Molecular interaction of linear and branched fructans of different sizes with levansucrase and inulosucrase from Lactobacillus gasseri: modeling and computational analysis

Abstract

Human beings consume probiotics and prebiotics because of the health benefits they provide. Lactobacillus gasseri is a probiotic microorganism native to humans which produces glycolytic enzymes directed at the hydrolysis of soluble fibers as prebiotic fructans. In this work, levansucrase (LevG) and inulosucrase (InuGB) from L. gasseri were used to predict the ability of L. gasseri to interact with linear and branched fructans prebiotics (inulin and agavins). AlphaFold and SWISS-MODEL were the servers used for tertiary structure prediction of LevG and InuGB, and fructans with different degrees of polymerization (DP2, DP4 DP6, DP8, DP12 and DP20) were used to generate ligand-enzyme molecular dockings by AutodockVina, GlycoTorchVina, and Autodock FR software. The best affinity energies obtained by molecular docking were obtained with agavin and inulin with a DP of 6 and 8 units.
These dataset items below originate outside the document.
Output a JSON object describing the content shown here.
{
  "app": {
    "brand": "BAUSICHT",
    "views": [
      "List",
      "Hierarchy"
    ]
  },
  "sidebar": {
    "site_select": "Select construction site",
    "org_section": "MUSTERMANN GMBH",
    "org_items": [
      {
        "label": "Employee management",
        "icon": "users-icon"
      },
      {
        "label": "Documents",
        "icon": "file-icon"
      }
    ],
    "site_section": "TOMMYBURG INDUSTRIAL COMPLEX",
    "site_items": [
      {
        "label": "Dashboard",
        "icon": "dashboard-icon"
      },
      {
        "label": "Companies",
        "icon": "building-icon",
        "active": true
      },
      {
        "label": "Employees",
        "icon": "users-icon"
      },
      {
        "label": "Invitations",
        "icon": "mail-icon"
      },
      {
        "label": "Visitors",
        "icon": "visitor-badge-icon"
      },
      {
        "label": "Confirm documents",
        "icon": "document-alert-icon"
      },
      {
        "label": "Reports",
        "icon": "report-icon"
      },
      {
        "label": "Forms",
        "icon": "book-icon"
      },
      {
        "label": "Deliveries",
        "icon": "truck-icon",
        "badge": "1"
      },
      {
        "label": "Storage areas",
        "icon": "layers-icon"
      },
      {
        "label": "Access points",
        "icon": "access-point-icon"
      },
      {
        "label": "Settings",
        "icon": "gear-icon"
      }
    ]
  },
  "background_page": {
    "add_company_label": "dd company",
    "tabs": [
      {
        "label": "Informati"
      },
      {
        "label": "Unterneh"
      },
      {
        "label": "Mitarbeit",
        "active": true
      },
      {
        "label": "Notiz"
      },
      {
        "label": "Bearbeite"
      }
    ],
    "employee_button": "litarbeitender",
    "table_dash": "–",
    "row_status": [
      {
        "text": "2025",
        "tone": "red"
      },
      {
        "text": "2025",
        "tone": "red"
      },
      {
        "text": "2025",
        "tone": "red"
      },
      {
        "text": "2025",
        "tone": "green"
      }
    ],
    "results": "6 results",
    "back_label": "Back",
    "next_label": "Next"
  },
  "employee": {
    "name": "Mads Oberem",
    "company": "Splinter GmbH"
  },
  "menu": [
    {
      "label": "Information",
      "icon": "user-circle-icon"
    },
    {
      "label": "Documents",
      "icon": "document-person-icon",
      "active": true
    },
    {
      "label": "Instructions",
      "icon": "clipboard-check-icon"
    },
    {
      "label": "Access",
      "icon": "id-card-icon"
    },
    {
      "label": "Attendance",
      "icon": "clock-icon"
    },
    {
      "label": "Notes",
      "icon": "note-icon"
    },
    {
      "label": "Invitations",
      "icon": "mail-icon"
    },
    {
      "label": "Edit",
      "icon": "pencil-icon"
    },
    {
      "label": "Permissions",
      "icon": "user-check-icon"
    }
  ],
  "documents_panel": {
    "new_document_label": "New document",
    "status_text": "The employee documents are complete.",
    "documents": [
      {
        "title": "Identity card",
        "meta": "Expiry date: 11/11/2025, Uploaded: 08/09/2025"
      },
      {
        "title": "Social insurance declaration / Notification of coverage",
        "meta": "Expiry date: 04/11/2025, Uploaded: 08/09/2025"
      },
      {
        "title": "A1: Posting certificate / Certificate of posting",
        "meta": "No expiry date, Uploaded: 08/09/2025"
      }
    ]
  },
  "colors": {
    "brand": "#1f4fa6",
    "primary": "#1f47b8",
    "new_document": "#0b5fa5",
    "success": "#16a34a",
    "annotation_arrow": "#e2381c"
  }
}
Aspartic acid, glutamic acid, asparagine and arginin are the main amino acids involved in the interaction with these substrates. At the same time, the binding pocket shows hydrophilic characteristics; GlycoTorchVina was the best software for protein-ligand docking. These results demonstrate the ability of L. gasseri enzymes to interact with different molecular structures of fructans; levansucrase with better affinity to agavin and inulosucrase with better affinity to inulin. The above helps to understand the structure-functionality relationship of the prebiotic effect, both in symbiotic formulations and in the human digestive tract.